Editor’s note: Joseph Farah’s G2 Bulletin is an online, subscription intelligence news service from the creator of WorldNetDaily.com – a journalist who has been developing sources around the world for the last 25 years.
The U.S. government plans to dismantle the Hezbollah terrorist organization, based in southern Lebanon with tentacles spreading from Latin America to southern Asia, by applying pressure to Damascus, reports Joseph Farah’s G2 Bulletin.
The U.S. has asked Sheikh Fadlallah, a respected Shiite leader, to be the intermediary in efforts to persuade Sheikh Nasrallah, the Islamic spiritual leader of Hezbollah, that he must disarm the Iranian-backed terrorist army – the largest of its kind in the world.
Increasing evidence has convinced Washington that al-Qaida, a Sunni Muslim terrorist network, is now cooperating with the Shiite Hezbollah, the most sophisticated terrorist group in the world, according to G2 Bulletin.
Hezbollah enjoys the support of both Syria and Iran and, besides its base in southern Lebanon, maintains operations in the lawless “tri-border” region of South America, where Paraguay, Brazil and Argentina meet. The group has also maintained a fund-raising presence in the United States since the 1980s. According to the CIA’s George Tenet, the group has stepped up its U.S. activities and was recently spotted “casing and surveilling American facilities.”

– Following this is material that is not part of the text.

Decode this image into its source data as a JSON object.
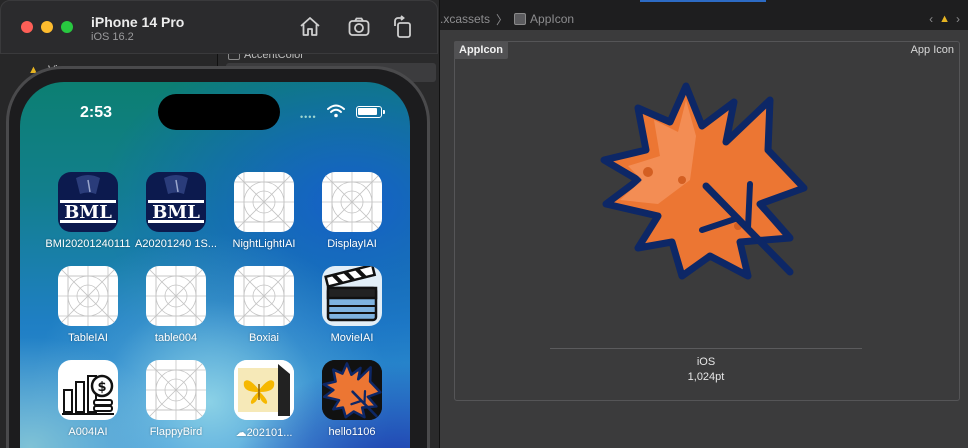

Although cooperation between al-Qaida and Hezbollah has been known for some time, the two groups have formed a much closer relationship since al-Qaida was evicted from its base in Afghanistan, according to G2 Bulletin.
Representatives of the two groups recently met in Lebanon, Paraguay and an unidentified African country. According to one report, Imad Mughniyah, who directs Hezbollah in the tri-border area, has also been appointed by Iran to coordinate the group’s activities with Hamas and Palestinian Islamic Jihad.
The tri-border region of South America has become the world’s new Libya, a place where terrorists with widely disparate ideologies meet to exchange ideas and resources. According to Tenet, “mixing and matching of capabilities, swapping of training, and the use of common facilities” have become the hallmark of professional terrorists today.